Dieser Film ist nur erträglich und auch notwendig, weil er einmal nicht in dem Milieu spielt, in dem man als Bundesdeutscher Gewalt miteinschließt: den sozial Schwachen, die einmal Proletariat hießen, heute Prekariat, man sollte lieber von denen sprechen, die an den Errungenschaften der westlichen Demokratien nicht partizipieren und meist ohne Ausbildung und minderen oder gar keinen Beschäftigungsverhältnissen in miesen Wohnung mit wenig Geld leben. Dahinvegetieren zu sagen, das wäre nun wieder eine Unverschämtheit, denn es gibt genug Menschen, die in bitterster Armut ihre und die Menschenwürde der Ihren bewahren. Aber um all das geht es – Gottseidank – hier nicht.

 

Hier geht es um uns. Hier geht es um die aufstrebenden Mittelschichten, ja sogar Häuserbesitzer, die für die Kinder eine bessere Lebenswelt schaffen wollen, diese vernünftig erziehen, mit Geschenken nicht kleinlich sind, die vor allem vom Vater dann mitgebracht werden, wenn er wieder einmal zugeschlagen hatte.

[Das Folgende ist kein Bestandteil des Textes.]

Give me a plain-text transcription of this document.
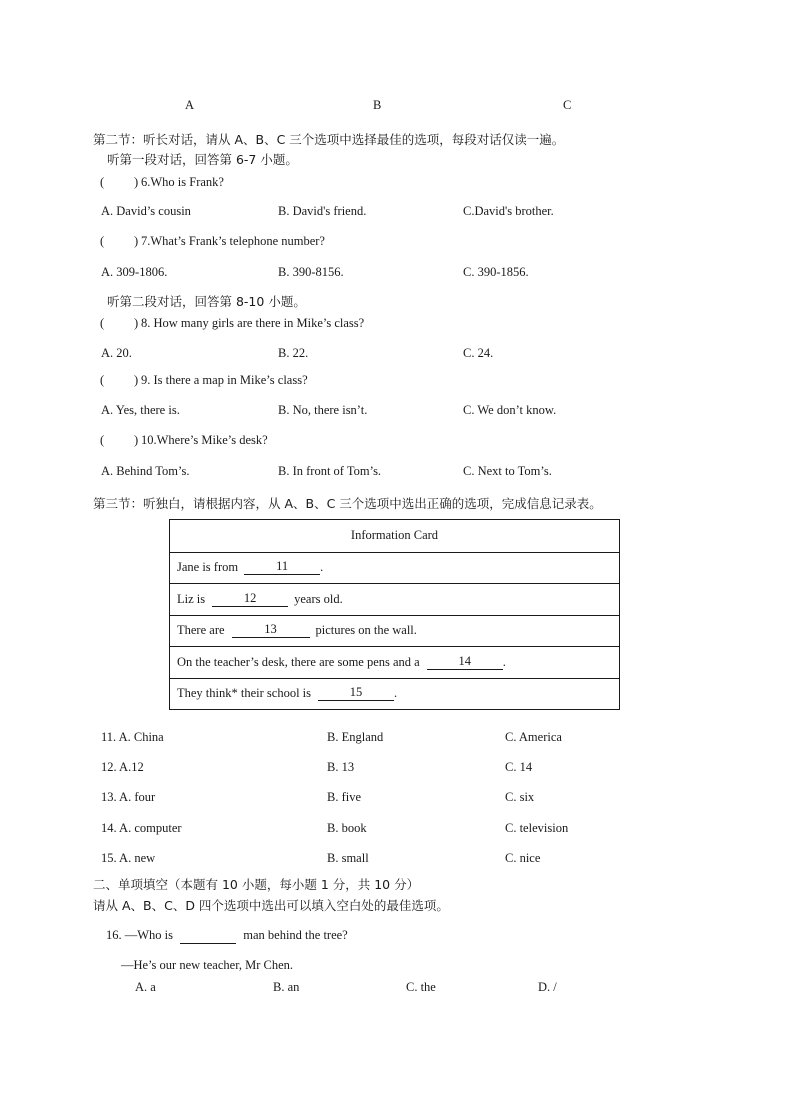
A	B	C
第二节：听长对话，请从 A、B、C 三个选项中选择最佳的选项，每段对话仅读一遍。
听第一段对话，回答第 6-7 小题。
( ) 6.Who is Frank?
A. David’s cousin	B. David's friend.	C.David's brother.
( ) 7.What’s Frank’s telephone number?
A. 309-1806.	B. 390-8156.	C. 390-1856.
听第二段对话，回答第 8-10 小题。
( ) 8. How many girls are there in Mike’s class?
A. 20.	B. 22.	C. 24.
( ) 9. Is there a map in Mike’s class?
A. Yes, there is.	B. No, there isn’t.	C. We don’t know.
( ) 10.Where’s Mike’s desk?
A. Behind Tom’s.	B. In front of Tom’s.	C. Next to Tom’s.
第三节：听独白，请根据内容，从 A、B、C 三个选项中选出正确的选项，完成信息记录表。
Information Card
Jane is from	11	.
Liz is	12	years old.
There are	13	pictures on the wall.
On the teacher’s desk, there are some pens and a	14	.
They think* their school is	15	.
11. A. China	B. England	C. America
12. A.12	B. 13	C. 14
13. A. four	B. five	C. six
14. A. computer	B. book	C. television
15. A. new	B. small	C. nice
二、单项填空（本题有 10 小题，每小题 1 分，共 10 分）
请从 A、B、C、D 四个选项中选出可以填入空白处的最佳选项。
16. —Who is	man behind the tree?
—He’s our new teacher, Mr Chen.
A. a	B. an	C. the	D. /
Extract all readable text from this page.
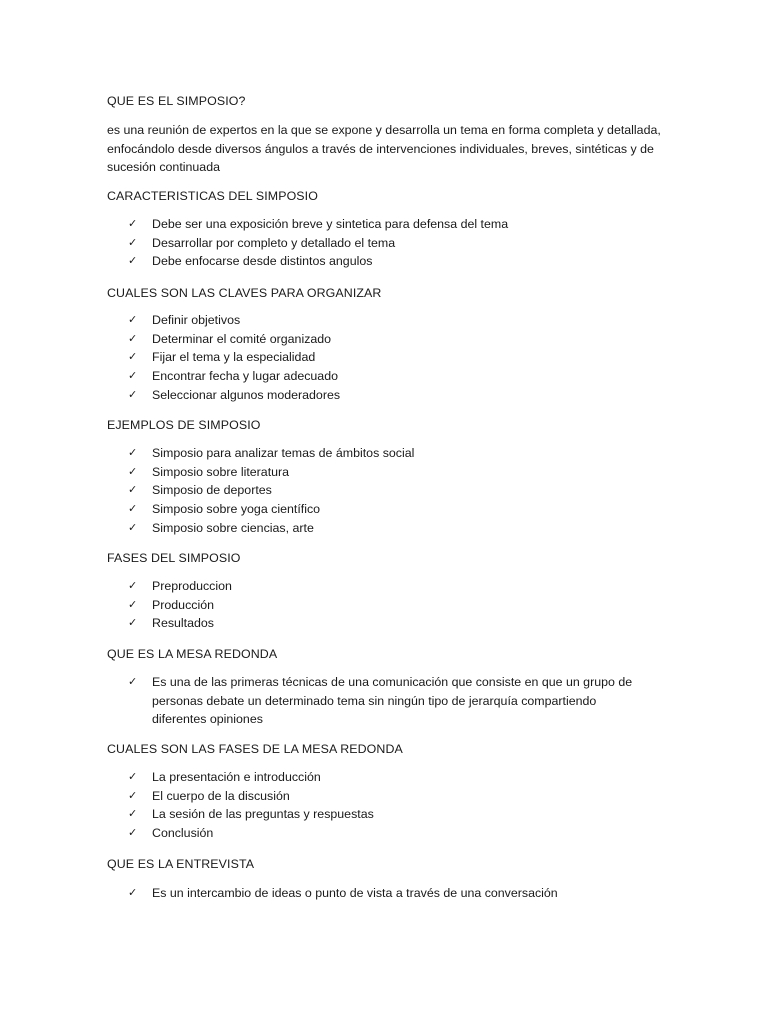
QUE ES EL SIMPOSIO?

es una reunión de expertos en la que se expone y desarrolla un tema en forma completa y detallada, enfocándolo desde diversos ángulos a través de intervenciones individuales, breves, sintéticas y de sucesión continuada

CARACTERISTICAS DEL SIMPOSIO
✓ Debe ser una exposición breve y sintetica para defensa del tema
✓ Desarrollar por completo y detallado el tema
✓ Debe enfocarse desde distintos angulos
CUALES SON LAS CLAVES PARA ORGANIZAR
✓ Definir objetivos
✓ Determinar el comité organizado
✓ Fijar el tema y la especialidad
✓ Encontrar fecha y lugar adecuado
✓ Seleccionar algunos moderadores
EJEMPLOS DE SIMPOSIO
✓ Simposio para analizar temas de ámbitos social
✓ Simposio sobre literatura
✓ Simposio de deportes
✓ Simposio sobre yoga científico
✓ Simposio sobre ciencias, arte
FASES DEL SIMPOSIO
✓ Preproduccion
✓ Producción
✓ Resultados
QUE ES LA MESA REDONDA
✓ Es una de las primeras técnicas de una comunicación que consiste en que un grupo de personas debate un determinado tema sin ningún tipo de jerarquía compartiendo diferentes opiniones
CUALES SON LAS FASES DE LA MESA REDONDA
✓ La presentación e introducción
✓ El cuerpo de la discusión
✓ La sesión de las preguntas y respuestas
✓ Conclusión
QUE ES LA ENTREVISTA
✓ Es un intercambio de ideas o punto de vista a través de una conversación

Das bringt die Älteste, Karoline Herfurth, dazu, den Vater seit zwei Jahren zu meiden und der Mutter – Ursina Lardi, sehr leidend und fatalistisch - zuzusetzen, den Ehemann zu verlassen. Sie hält dieses zwanghafte Zusammenstehen einfach nicht aus und spielt doch lange mit, denn FESTUNG, das ist die Art und Weise, wie diese Familie ihre persönliche Tragödie vor der Welt verbirgt.

 

Und deshalb ist es toll, daß die Regisseurin aus Finnland, Kirsi Kimatainen – man sollt hier das Drehbuch von Nicole Armbruster loben – den Film in der Provinz spielen läßt, die man als gutbürgerlich einstuft und von der man doch Überschaulichkeit erwartet, daß nämlich die Leute genau wissen, was in den anderen Häusern und Familien los ist. Daß man das alles nicht so genau mitbekommt im Film, ist eine der Stärken dieser Regiearbeit, die niemals auf plakatives Vorgehen setzt. Das geht so gar so weit, daß wir – aus Prinzip wollen wir vor dem Sehen des Films nichts wissen über die Umstände – lange beim Schauen überhaupt nicht wußten, wohin der Film geht, in welche Richtung er sich entwickelt, was hier überhaupt los ist.

 

Deshalb scheuen wir uns auch, mehr zu erzählen, müssen aber die Rolle der 13jährigen Johanna, die die 13jährige Elisa Essig als Pupertierende trotzig-rotzig und doch im Kern erschüttert spielt, besonders erwähnen. Tatsächlich ist sie die Hauptperson, die lavieren muß zwischen dem Zurechtkommen mit den häuslichen Verhältnissen und ihren aufkeimenden Gefühlen für einen Mitschüler. Das macht sie grandios und ihr so oft stummes Gesicht spricht eine besondere Sprache. Mehr sagen wir jetzt nicht, denn es gibt viel zu viel über diesen Film zu sagen. Uns ist an die Nieren gegangen, wie hilflos die beiden im Haus lebenden Mädchen sich gegenüber der die Wirklichkeit beschönigenden Mutter verhalten. Nicht einschreiten, wenn sie geschlagen wird und den Vater nicht mehr 'bestrafend', als sich ihm gegenüber auszuschweigen und seine Wieder-gut-mach- Geschenke zu mißachten.